Who founded SoftBank Group and when?

Masayoshi Son founded SoftBank in September 1981, at age 24, initially as a software distributor in Tokyo. He remains the company's largest individual shareholder, holding 29.68% of shares as of the 31st of March 2025.

What is the SoftBank Vision Fund and how large is it?

The SoftBank Vision Fund is a technology-focused private equity fund created in May 2017, with initial capital of $93 billion, making it the world's largest fund of its kind. Its principal backers included the Public Investment Fund of Saudi Arabia ($45 billion), SoftBank Group ($28 billion), and investors such as Apple, Qualcomm, and Larry Ellison.

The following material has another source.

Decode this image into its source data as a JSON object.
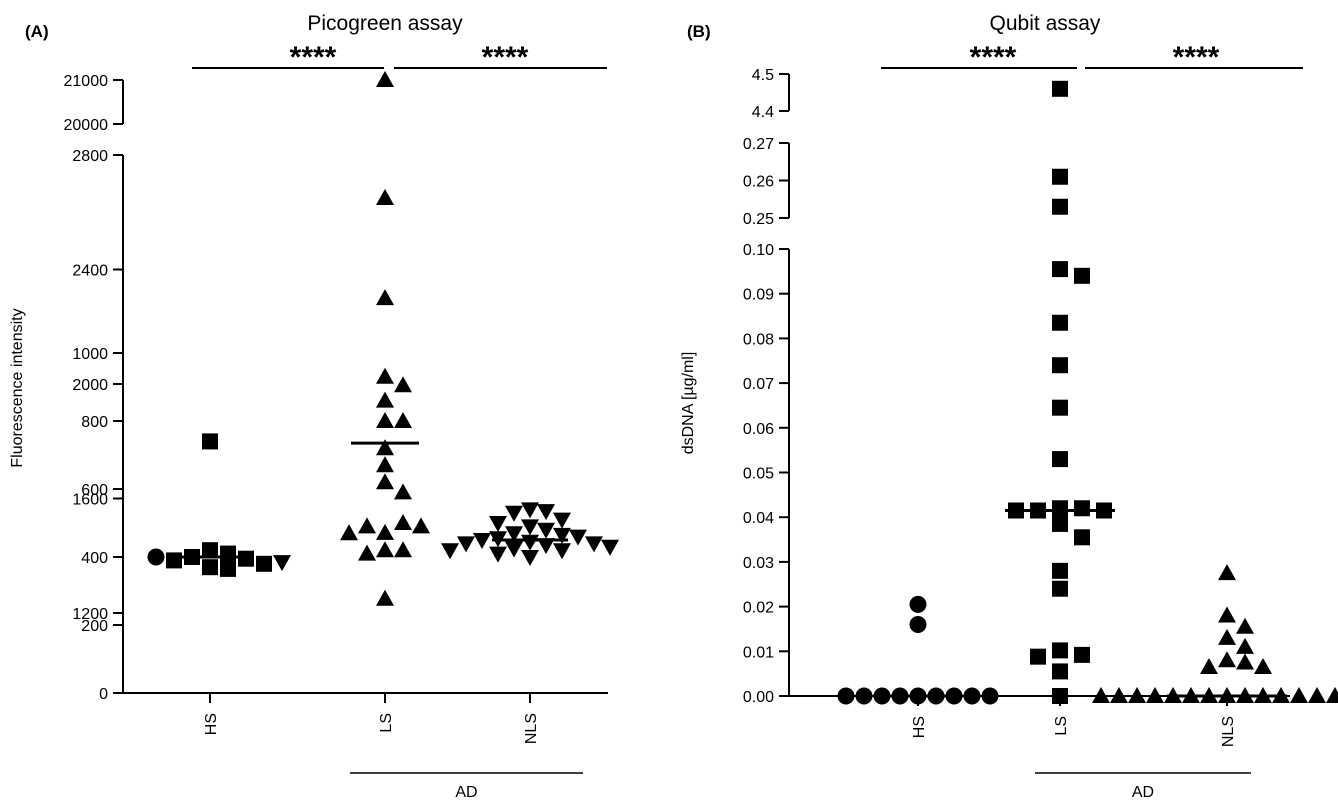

How much did SoftBank invest in Alibaba and what did it return?

SoftBank invested $20 million in Alibaba in 2000, when the company was a little-known Chinese internet venture. By the time Alibaba went public in September 2014, that stake had grown to $60 billion.

What is the Stargate Project and what is SoftBank's role?

The Stargate Project is a cooperative AI infrastructure venture announced in January 2025, involving SoftBank, OpenAI, Oracle, and MGX, with an estimated investment of $500 billion to build AI infrastructure in the United States. The project aims to create 100,000 new jobs by 2029.

What happened to SoftBank's investment in WeWork?

SoftBank invested a total of $4.4 billion in WeWork by August 2017, but WeWork's planned IPO was canceled in September 2019 and the company filed for bankruptcy in November 2023.

What stake does SoftBank hold in Arm Holdings?

SoftBank holds approximately 90.6% of Arm Holdings following Arm's IPO on the Nasdaq on the 14th of September 2023, which raised $4.87 billion at a $54.5 billion valuation. SoftBank had acquired Arm in September 2016 for more than $32 billion.